Ainda assim, mesmo entre compadres, a prospecção das movimentações políticas da base popular na Bolívia é um exercício imponderável e arriscado. Sabiamente, se inquirido sobre o rumo das coisas, um compadre diria a outro: “Não sei, compadre. O que será que a comunidade vai decidir?” E esse tempo da decisão é crucial. Depois dele, tudo se precipita.
No mundo popular boliviano (em especial o andino), o voto até pode ser individual, mas a ação política sempre tende a ser coletivamente orientada ou, ao menos, induzida. E isso vale para o campo, para as minas, para os mercados urbanos, para os sindicatos de motoristas, toda uma extensa malha de inclusão das pessoas sociais, que, nesses espaços, compartilham festas e santos padroeiros. Nesse circuito fechado de intercâmbio muito próximo de lealdades, fake news, por exemplo, podem ter uma enorme dificuldade para prosperar. Fake news parece ser, mais, um fenômeno característico de um mundo de individualidades conectadas digitalmente e desconectadas socialmente.

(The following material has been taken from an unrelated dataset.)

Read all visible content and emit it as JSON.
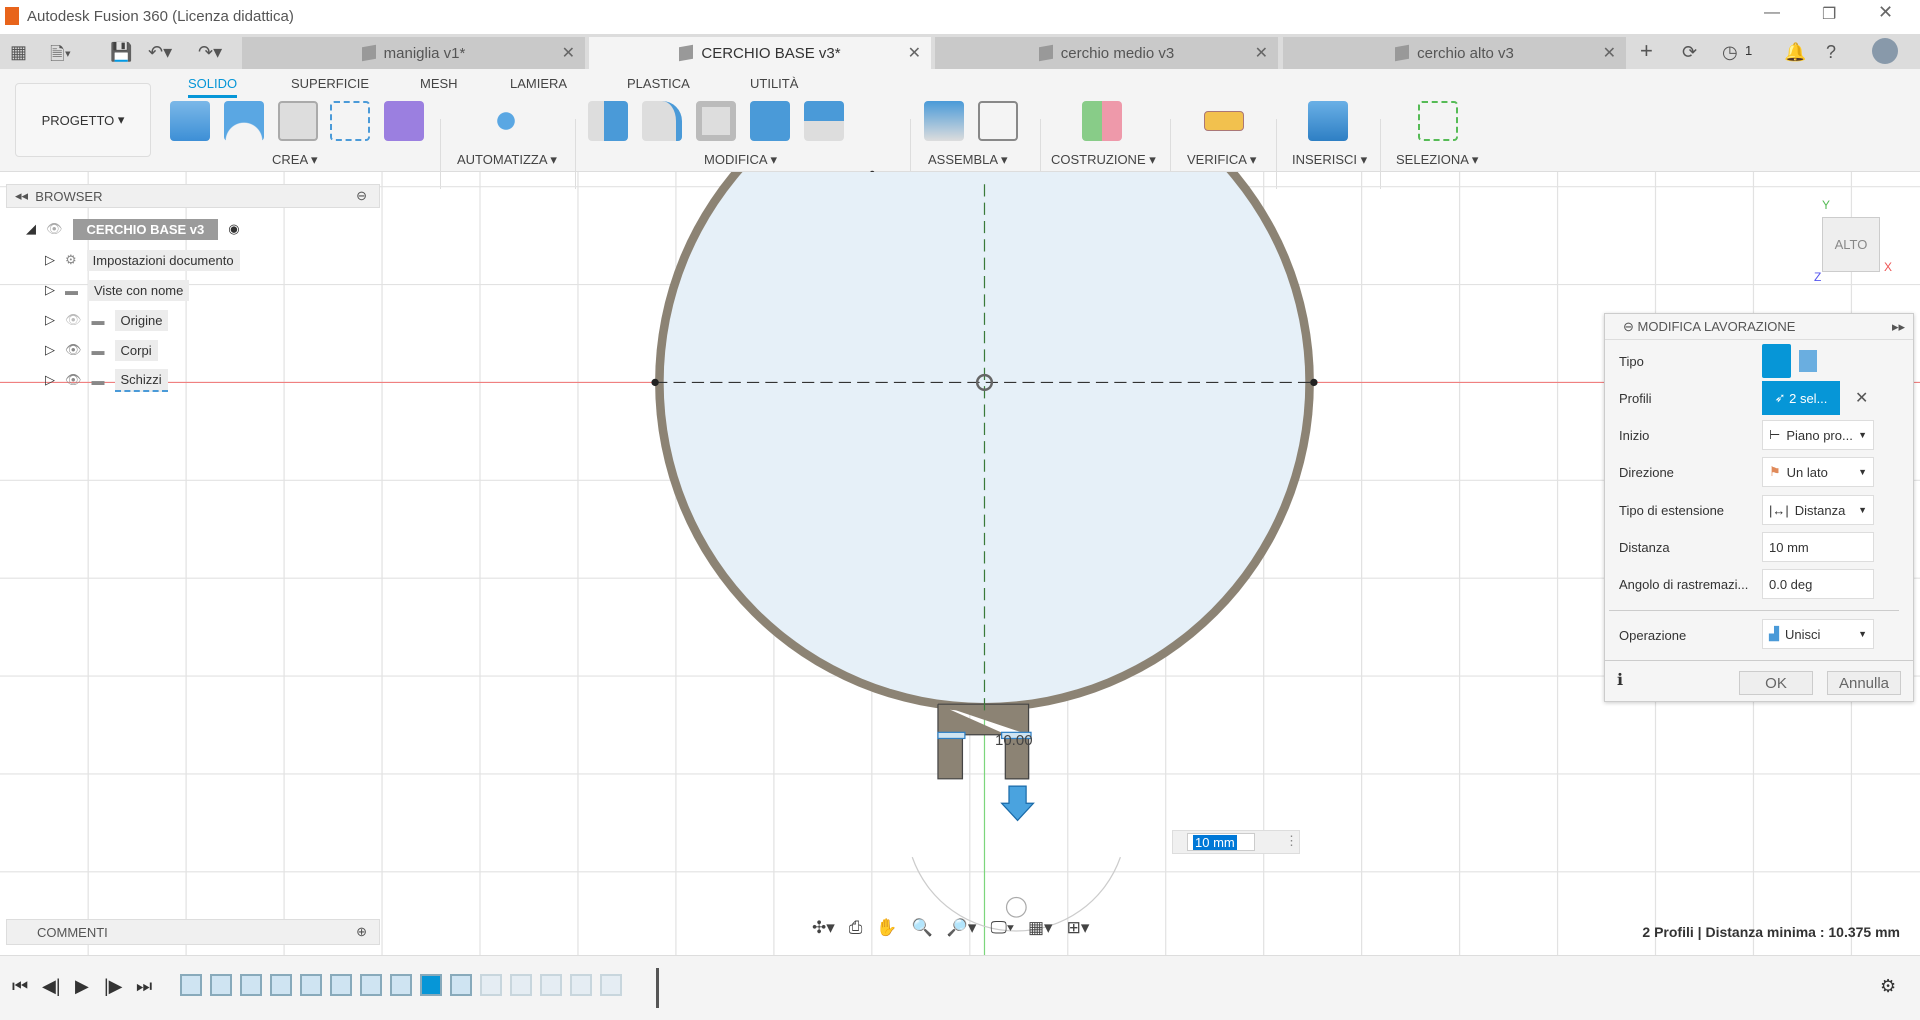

Na última vez que estive na Bolívia, por um mês, imediatamente antes da conflagração da pandemia de coronavírus, havia, por um lado, no meio urbano, uma sensação generalizada de desorientação política, e, por outro, uma bronca surda contra Evo Morales. E ambas as coisas pareciam se misturar. No meio rural, a bronca dos meus compadres com Evo Morales era menor, mas era o mesmo o desconhecimento sobre o que realmente aconteceu por ocasião do golpe de Estado. A mídia local bombardeara exaustivamente ― e tratou-se, de fato, de um bombardeio de saturação ― a versão preparada pelo plano da CIA (com o auxílio da OEA e do Grupo de Lima), de que as eleições tinham sido fraudadas. E essa versão havia se assentado como consenso irrefletido, a ponto de produzir o fenômeno inusitado de que, enquanto todo o resto do mundo sabia que as eleições de 2019 não sofreram qualquer fraude, só na Bolívia a fraude era largamente admitida como fato.